Francis Safi, CEO da Lowcost.

A Lowcost investiu R$10 milhões ao longo dos últimos quatro anos com um objetivo: deixar de ser principalmente uma fornecedora de serviços de terceirização de impressão para abarcar um campo maior dentro dos seus clientes, fazendo a gestão de todo o ciclo de vida dos documentos.
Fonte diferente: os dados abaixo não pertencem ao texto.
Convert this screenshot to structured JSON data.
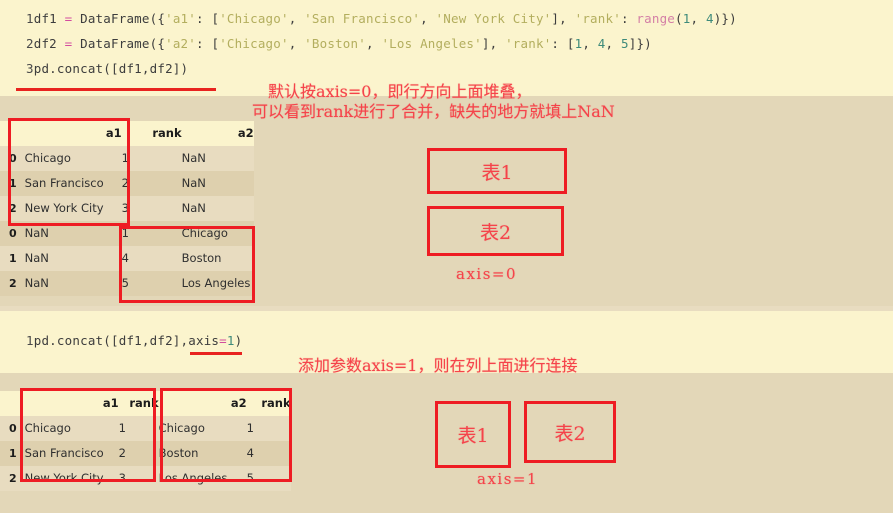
{
  "section1": {
    "code_lines": [
      {
        "num": "1",
        "tokens": [
          {
            "t": "df1 ",
            "c": "plain"
          },
          {
            "t": "=",
            "c": "op"
          },
          {
            "t": " DataFrame({",
            "c": "plain"
          },
          {
            "t": "'a1'",
            "c": "str"
          },
          {
            "t": ": [",
            "c": "plain"
          },
          {
            "t": "'Chicago'",
            "c": "str"
          },
          {
            "t": ", ",
            "c": "plain"
          },
          {
            "t": "'San Francisco'",
            "c": "str"
          },
          {
            "t": ", ",
            "c": "plain"
          },
          {
            "t": "'New York City'",
            "c": "str"
          },
          {
            "t": "], ",
            "c": "plain"
          },
          {
            "t": "'rank'",
            "c": "str"
          },
          {
            "t": ": ",
            "c": "plain"
          },
          {
            "t": "range",
            "c": "fn"
          },
          {
            "t": "(",
            "c": "plain"
          },
          {
            "t": "1",
            "c": "num"
          },
          {
            "t": ", ",
            "c": "plain"
          },
          {
            "t": "4",
            "c": "num"
          },
          {
            "t": ")})",
            "c": "plain"
          }
        ]
      },
      {
        "num": "2",
        "tokens": [
          {
            "t": "df2 ",
            "c": "plain"
          },
          {
            "t": "=",
            "c": "op"
          },
          {
            "t": " DataFrame({",
            "c": "plain"
          },
          {
            "t": "'a2'",
            "c": "str"
          },
          {
            "t": ": [",
            "c": "plain"
          },
          {
            "t": "'Chicago'",
            "c": "str"
          },
          {
            "t": ", ",
            "c": "plain"
          },
          {
            "t": "'Boston'",
            "c": "str"
          },
          {
            "t": ", ",
            "c": "plain"
          },
          {
            "t": "'Los Angeles'",
            "c": "str"
          },
          {
            "t": "], ",
            "c": "plain"
          },
          {
            "t": "'rank'",
            "c": "str"
          },
          {
            "t": ": [",
            "c": "plain"
          },
          {
            "t": "1",
            "c": "num"
          },
          {
            "t": ", ",
            "c": "plain"
          },
          {
            "t": "4",
            "c": "num"
          },
          {
            "t": ", ",
            "c": "plain"
          },
          {
            "t": "5",
            "c": "num"
          },
          {
            "t": "]})",
            "c": "plain"
          }
        ]
      },
      {
        "num": "3",
        "tokens": [
          {
            "t": "pd.concat([df1,df2])",
            "c": "plain"
          }
        ]
      }
    ],
    "annotation_line1": "默认按axis=0，即行方向上面堆叠，",
    "annotation_line2": "可以看到rank进行了合并，缺失的地方就填上NaN",
    "table": {
      "columns": [
        "",
        "a1",
        "rank",
        "a2"
      ],
      "rows": [
        {
          "index": "0",
          "a1": "Chicago",
          "rank": "1",
          "a2": "NaN"
        },
        {
          "index": "1",
          "a1": "San Francisco",
          "rank": "2",
          "a2": "NaN"
        },
        {
          "index": "2",
          "a1": "New York City",
          "rank": "3",
          "a2": "NaN"
        },
        {
          "index": "0",
          "a1": "NaN",
          "rank": "1",
          "a2": "Chicago"
        },
        {
          "index": "1",
          "a1": "NaN",
          "rank": "4",
          "a2": "Boston"
        },
        {
          "index": "2",
          "a1": "NaN",
          "rank": "5",
          "a2": "Los Angeles"
        }
      ]
    },
    "callouts": {
      "box1_label": "表1",
      "box2_label": "表2",
      "axis_label": "axis=0"
    }
  },
  "section2": {
    "code_lines": [
      {
        "num": "1",
        "tokens": [
          {
            "t": "pd.concat([df1,df2],axis",
            "c": "plain"
          },
          {
            "t": "=",
            "c": "op"
          },
          {
            "t": "1",
            "c": "num"
          },
          {
            "t": ")",
            "c": "plain"
          }
        ]
      }
    ],
    "annotation_line1": "添加参数axis=1，则在列上面进行连接",
    "table": {
      "columns": [
        "",
        "a1",
        "rank",
        "a2",
        "rank"
      ],
      "rows": [
        {
          "index": "0",
          "a1": "Chicago",
          "rank1": "1",
          "a2": "Chicago",
          "rank2": "1"
        },
        {
          "index": "1",
          "a1": "San Francisco",
          "rank1": "2",
          "a2": "Boston",
          "rank2": "4"
        },
        {
          "index": "2",
          "a1": "New York City",
          "rank1": "3",
          "a2": "Los Angeles",
          "rank2": "5"
        }
      ]
    },
    "callouts": {
      "box1_label": "表1",
      "box2_label": "表2",
      "axis_label": "axis=1"
    }
  },
  "theme": {
    "code_bg": "#fbf4cd",
    "output_bg": "#e3d7b8",
    "page_bg": "#e8dcc0",
    "annotation_color": "#f5434a",
    "box_border": "#ee1c23",
    "string_color": "#b3ae5e",
    "operator_color": "#d34c9e"
  }
}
O serviço, que no mercado é conhecido por gerenciamento de conteúdo empresarial (ECM, na sigla em inglês), está sendo vendido pela empresa sob o rótulo de gestão documental corporativa.

A meta da companhia é que a nova linha responda por cerca de um terço do faturamento já neste ano, quando a meta é chegar a R$ 100 milhões, alta de 25%. Para 2014, quando a meta é crescer outros 35%, para R$ 135 milhões, a meta é que a nova área chegue a 50%. No ano seguinte, em 80%.
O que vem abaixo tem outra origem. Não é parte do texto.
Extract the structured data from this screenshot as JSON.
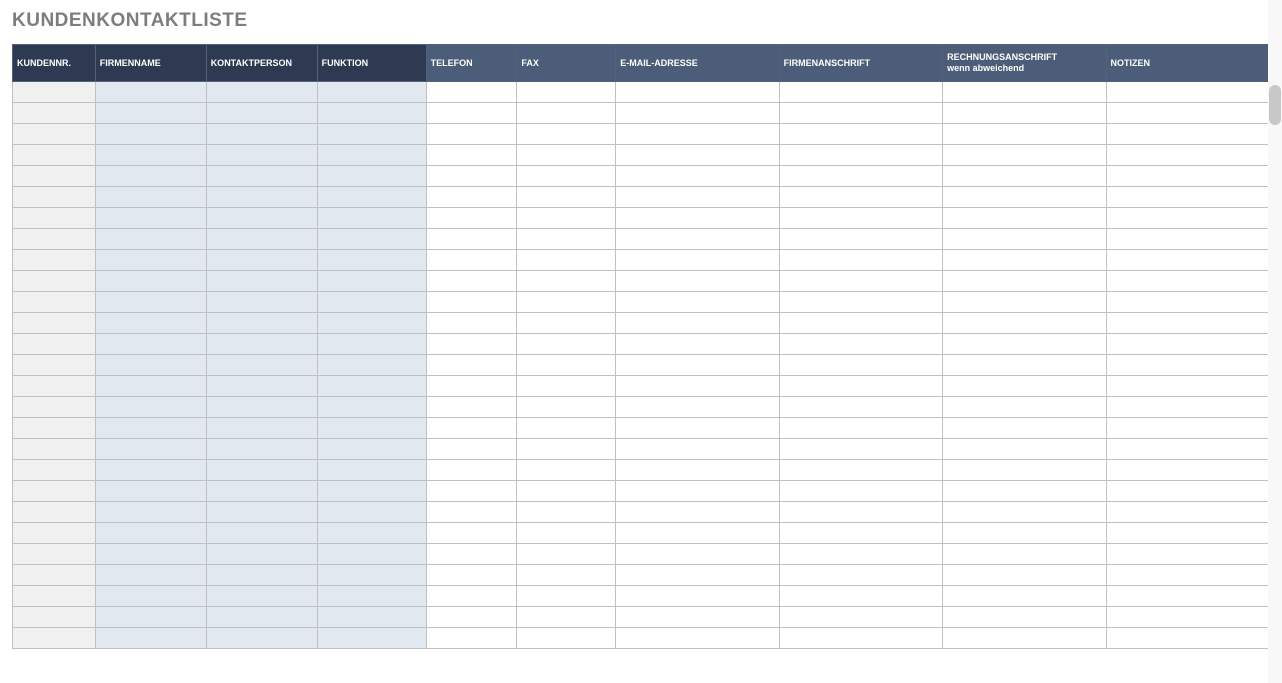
{
  "title": "KUNDENKONTAKTLISTE",
  "columns": [
    "KUNDENNR.",
    "FIRMENNAME",
    "KONTAKTPERSON",
    "FUNKTION",
    "TELEFON",
    "FAX",
    "E-MAIL-ADRESSE",
    "FIRMENANSCHRIFT",
    "RECHNUNGSANSCHRIFT\nwenn abweichend",
    "NOTIZEN"
  ],
  "rows": [
    [
      "",
      "",
      "",
      "",
      "",
      "",
      "",
      "",
      "",
      ""
    ],
    [
      "",
      "",
      "",
      "",
      "",
      "",
      "",
      "",
      "",
      ""
    ],
    [
      "",
      "",
      "",
      "",
      "",
      "",
      "",
      "",
      "",
      ""
    ],
    [
      "",
      "",
      "",
      "",
      "",
      "",
      "",
      "",
      "",
      ""
    ],
    [
      "",
      "",
      "",
      "",
      "",
      "",
      "",
      "",
      "",
      ""
    ],
    [
      "",
      "",
      "",
      "",
      "",
      "",
      "",
      "",
      "",
      ""
    ],
    [
      "",
      "",
      "",
      "",
      "",
      "",
      "",
      "",
      "",
      ""
    ],
    [
      "",
      "",
      "",
      "",
      "",
      "",
      "",
      "",
      "",
      ""
    ],
    [
      "",
      "",
      "",
      "",
      "",
      "",
      "",
      "",
      "",
      ""
    ],
    [
      "",
      "",
      "",
      "",
      "",
      "",
      "",
      "",
      "",
      ""
    ],
    [
      "",
      "",
      "",
      "",
      "",
      "",
      "",
      "",
      "",
      ""
    ],
    [
      "",
      "",
      "",
      "",
      "",
      "",
      "",
      "",
      "",
      ""
    ],
    [
      "",
      "",
      "",
      "",
      "",
      "",
      "",
      "",
      "",
      ""
    ],
    [
      "",
      "",
      "",
      "",
      "",
      "",
      "",
      "",
      "",
      ""
    ],
    [
      "",
      "",
      "",
      "",
      "",
      "",
      "",
      "",
      "",
      ""
    ],
    [
      "",
      "",
      "",
      "",
      "",
      "",
      "",
      "",
      "",
      ""
    ],
    [
      "",
      "",
      "",
      "",
      "",
      "",
      "",
      "",
      "",
      ""
    ],
    [
      "",
      "",
      "",
      "",
      "",
      "",
      "",
      "",
      "",
      ""
    ],
    [
      "",
      "",
      "",
      "",
      "",
      "",
      "",
      "",
      "",
      ""
    ],
    [
      "",
      "",
      "",
      "",
      "",
      "",
      "",
      "",
      "",
      ""
    ],
    [
      "",
      "",
      "",
      "",
      "",
      "",
      "",
      "",
      "",
      ""
    ],
    [
      "",
      "",
      "",
      "",
      "",
      "",
      "",
      "",
      "",
      ""
    ],
    [
      "",
      "",
      "",
      "",
      "",
      "",
      "",
      "",
      "",
      ""
    ],
    [
      "",
      "",
      "",
      "",
      "",
      "",
      "",
      "",
      "",
      ""
    ],
    [
      "",
      "",
      "",
      "",
      "",
      "",
      "",
      "",
      "",
      ""
    ],
    [
      "",
      "",
      "",
      "",
      "",
      "",
      "",
      "",
      "",
      ""
    ],
    [
      "",
      "",
      "",
      "",
      "",
      "",
      "",
      "",
      "",
      ""
    ]
  ]
}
“Nosso objetivo é conquistarmos as 70 maiores empresas do país e, por meio da gestão documental corporativa, aumentarmos seus lucros operacionais durante o período da implantação da solução”, projeta Francis Safi, CEO da Lowcost.

A empresa já tem cinco clientes do novo serviço, um deles a Gerdau, para quem a Lowcost já prestava serviços de outsourcing de impressão para 115 unidades da siderúrgica no Brasil.

A abordagem da empresa para oferecer o novo serviço será passo a passo. A Lowcost já definiu 135 fluxos de documentos típicos de documentos dentro das empresas, envolvendo rotinas como contratação/demissão, envio de notas e outros.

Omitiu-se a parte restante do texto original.